Salam, who had apparently been active in militant circles for as long as nine years, arrived three years ago in Karachi, Pakistan's largest city, and became an important link between al-Qaida, the Taliban and other extremists groups, according to an al-Qaida operative in Karachi who spoke on condition of anonymity because he is wanted by authorities.
Salam traveled to the tribal areas close to the Afghan border three or four times for meetings with senior al-Qaida and Taliban leaders, the operative said. He would handle money and logistics in the city and deliver instructions from other members of the network.
Back in the United States, Salam's mother is a prominent resident of Plano, where she is co-chairwoman of a city advisory group called the Plano Multicultural Outreach Roundtable, as well as a former president of the Texas Muslim Women's Foundation.
The founder of the latter group, Hind Jarrah, said Shaheen and her husband are too upset to speak with anyone.
"She's a committed American citizen. She's a hard worker," Jarrah said, calling her "one of the nicest, most committed, most open-minded" women she had ever met.
Salam's brother, Monem Salam, has traveled the country speaking about Islam, seeking to correct misconceptions following the 9/11 attacks. He works for Saturna Capital, where he manages funds that invest according to Islamic principles — for example, in companies that do not profit from alcohol or pork. He recently moved from the company's Bellingham, Wash., headquarters to head its office in Kuala Lumpur, Malaysia.
After the 2001 attacks, he and his wife made a public-television documentary about his efforts as a Muslim man to obtain a pilot's license. They also wrote a column for The Bellingham Herald newspaper that answered readers' questions about Islam.
Both Salam's parents and his brother declined numerous interview requests from The Associated Press.
Since the 2001 terrorist attacks, dozens of U.S. citizens have been accused of participating in terrorism activities, including several prominent al-Qaida propagandists, such as al-Awalaki and Samir Khan, who was killed alongside him. Perhaps best known is Adam Gadahn, an al-Qaida spokesman believed to be in Pakistan.
Of 46 cases of "homegrown terrorism" in the U.S. since 2001, 16 have a connection to Pakistan, according to a recent RAND Corporation study. Salam's background as college-educated and from a prosperous family isn't unusual among them.
Salam divorced his wife in October, but was contesting custody of their three sons and one daughter. The children were staying with him in the third-floor apartment when a squad of paramilitary troops known as Rangers arrived around 3:30 a.m.
Officers said they pushed through the flimsy door, and Salam killed himself with a grenade when he realized he was surrounded.
The Islamic media group and the al-Qaida contact in Karachi disputed that account, saying Salam was killed by the troops.

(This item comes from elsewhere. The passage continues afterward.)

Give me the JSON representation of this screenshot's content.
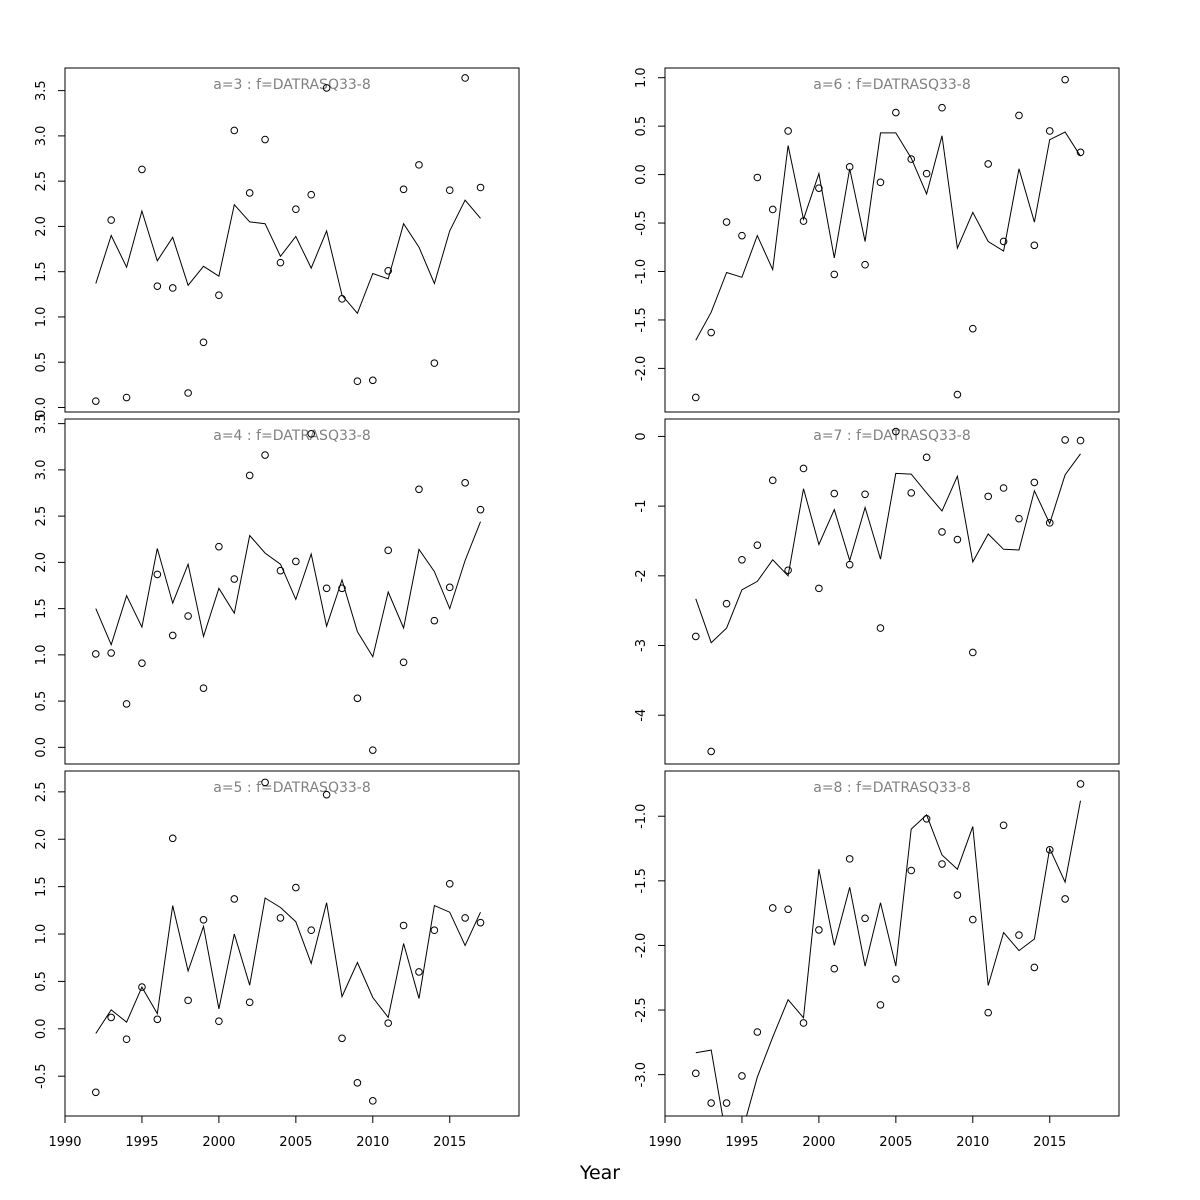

Through the windows, blood splatter and shrapnel marks were visible on the wall close to the dining table. There were boxes of unpacked luggage, a treadmill and two large stereo speakers. Residents said Moeed had only been living there for five days.
Neighbor Syed Mohammad Farooq was woken by an explosion. Minutes later, one of the troops asked him to go inside the apartment and see what had happened, he said.
"He was lying on the floor with blood pooling around him. One of his arms had been blown off. I couldn't look for long. He was moaning and seemed to be reciting verses from the Koran," he said. "I could hear the children crying, but I couldn't see them."
Hours later, Salam's wife and father-in-law, a lawyer in the city, came to collect the children from the apartment in Gulistane Jauhar, a middle-class area of Karachi, Farooq said. On the night he died, Salam led evening prayers at the small mosque on the ground floor of the apartment building.
"His Koranic recitation was very good," said Karim Baloch, who prayed behind him that night. "It was like that of an Arab."